February 24, 2005

Different strokes for different folks

In late winter, 88-year-old Edna McDonald dons a camouflage jacket over her teddy-bear embroidered shirt, grabs her purse and her rattlesnake tongs and heads out on the hunt. January and February are snake-hunting season for McDonald. It's been that way since she started handling the creatures as a babe like some Hill Country Hercules. -- Source

I lived in a town where they had a rattlesnake roundup for twenty-two years, but I never liked to look at the snakes, much less hunt them.

But snake-hunting does appeal to some. (Read Snakedance, one of Tig's original short stories.)

Deep in the cave, a half-dozen rattlesnakes were curled up, hibernating. With the giddiness of a tomboy and a wink or two at the onlookers, she slid a long sprayer into the den while Kuzenka pumped in gasoline from a two-gallon drum to tease them out. The chemical smell wafted through the dank air.

As the snakes, one by one, slithered out of the rock, she and Kuzenka, armed with long-handled tongs, grabbed them behind their heads, lightly enough not to snap their vertebrae. The rattlers started vibrating, and soon the snake bucket — a small, tightly meshed cage — was buzzing like a forest full of cicadas.

In two weeks she will deposit the snakes into a giant pit at the Oglesby Rattlesnake Roundup, a kind of sensational, old-style carnival where, among other daredevil stunts, one couple will climb into a sleeping bag with dozens of snakes.
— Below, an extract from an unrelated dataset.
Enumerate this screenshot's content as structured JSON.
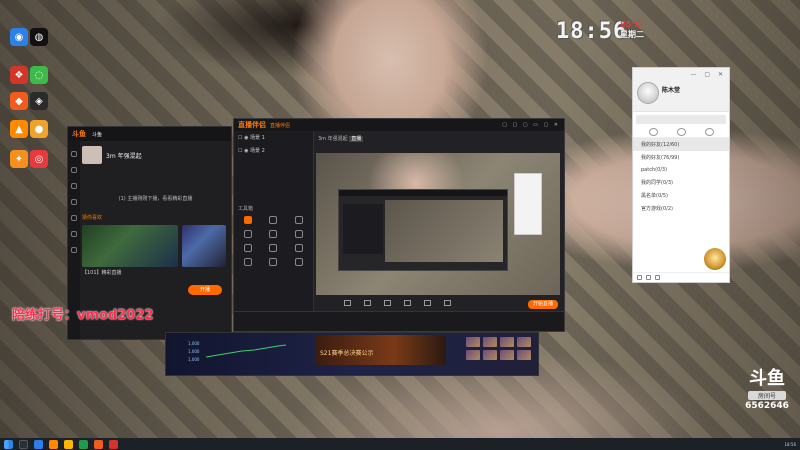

If McDonald's snakes are among the longest, or the shortest, or the heaviest, she will win a cash prize.

Eventually she will sell the snakes, at about $3.50 a pound, to a man who markets them as a delicacy to Dallas country clubs. McDonald has tried rattlesnake only once, and she was unimpressed: "It tastes like a cross between chicken and fish."

Roundups under fire
The practice of collecting snakes with gasoline and the roundups themselves, which also are found in Kansas, Oklahoma, New Mexico, Pennsylvania, Alabama and Georgia, have been criticized by animal rights and environmentalist groups.

The Humane Society claims that the number of livestock deaths from rattlesnake bites is negligible, points out that rattlesnakes control rodent populations and describes the roundups as "cruel and ecologically damaging events" that "violate the most basic principles of wildlife management and humane living."
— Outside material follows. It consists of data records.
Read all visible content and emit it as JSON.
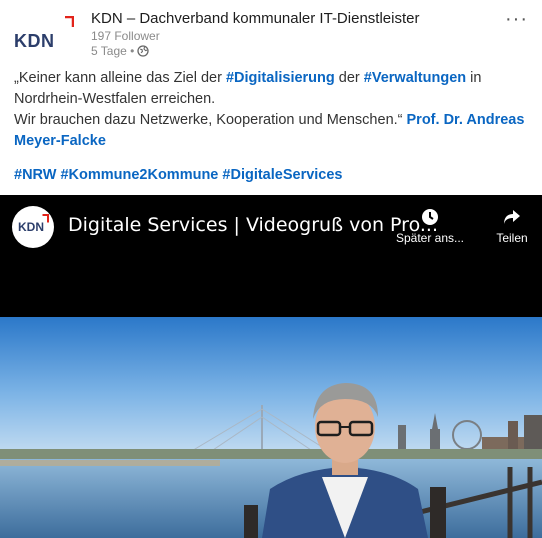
{
  "author": {
    "logo_text": "KDN",
    "name": "KDN – Dachverband kommunaler IT-Dienstleister",
    "followers": "197 Follower",
    "time": "5 Tage •"
  },
  "post": {
    "line1_a": "„Keiner kann alleine das Ziel der ",
    "hashtag_digitalisierung": "#Digitalisierung",
    "line1_b": " der ",
    "hashtag_verwaltungen": "#Verwaltungen",
    "line1_c": " in Nordrhein-Westfalen erreichen.",
    "line2_a": "Wir brauchen dazu Netzwerke, Kooperation und Menschen.“ ",
    "mention": "Prof. Dr. Andreas Meyer-Falcke",
    "hashtags": "#NRW #Kommune2Kommune #DigitaleServices"
  },
  "video": {
    "channel_logo_text": "KDN",
    "title": "Digitale Services | Videogruß von Pro...",
    "watch_later_label": "Später ans...",
    "share_label": "Teilen"
  },
  "icons": {
    "globe": "globe-icon",
    "more": "more-options-icon",
    "clock": "clock-icon",
    "share": "share-arrow-icon"
  },
  "colors": {
    "link": "#0a66c2",
    "logo_red": "#e2231a",
    "logo_blue": "#2c3e6b"
  }
}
Investigators have witnessed the shutting of snakes' mouths with wire or fishing line so they could be used as props in photos.

At least a pair of roundups in Texas have closed in the past couple of years as the number of hunters has dwindled, said Chris Hamilton, a Dallas photojournalist who is working on a book about the fading culture of the Texas rattlesnake roundups.

"These little roundups were the identities of these towns," he said. "That was their spring festival that gave people a reason to have a parade or a dance."

McDonald simply says her work saves cattle and horses from debilitating bites.

"What we do is we try to do everything to help the rancher. They're the people who grow groceries, they grow our meat," said McDonald, who was "burning up" when she was told she needed a permit to sell the snakes last year.

The state requires any person possessing more than 25 rattlesnakes for commercial sale or trade to buy an $18 nongame permit.

"I don't know what's happened to our Texas," she said."After a while you'll need to have a permit to have sex."

Posted by Susan R at February 24, 2005 11:05 AM

I enjoy snake hunting. but I prefer the gun method instead of the long handled barbeque tongs. and the question always pops into my head. Once you have ahold of a rattler... how do you let go?

Course if he'd dead, then it doesn't matter. though, I don't like touching them dead or alive, or even looking at them.

you might gather, I hate snakes. especially the long skinny kind. though, being from tennessee, I won't kill a black snake. since they like munching on rattlers and copperheads. otherwise, fire in the hole!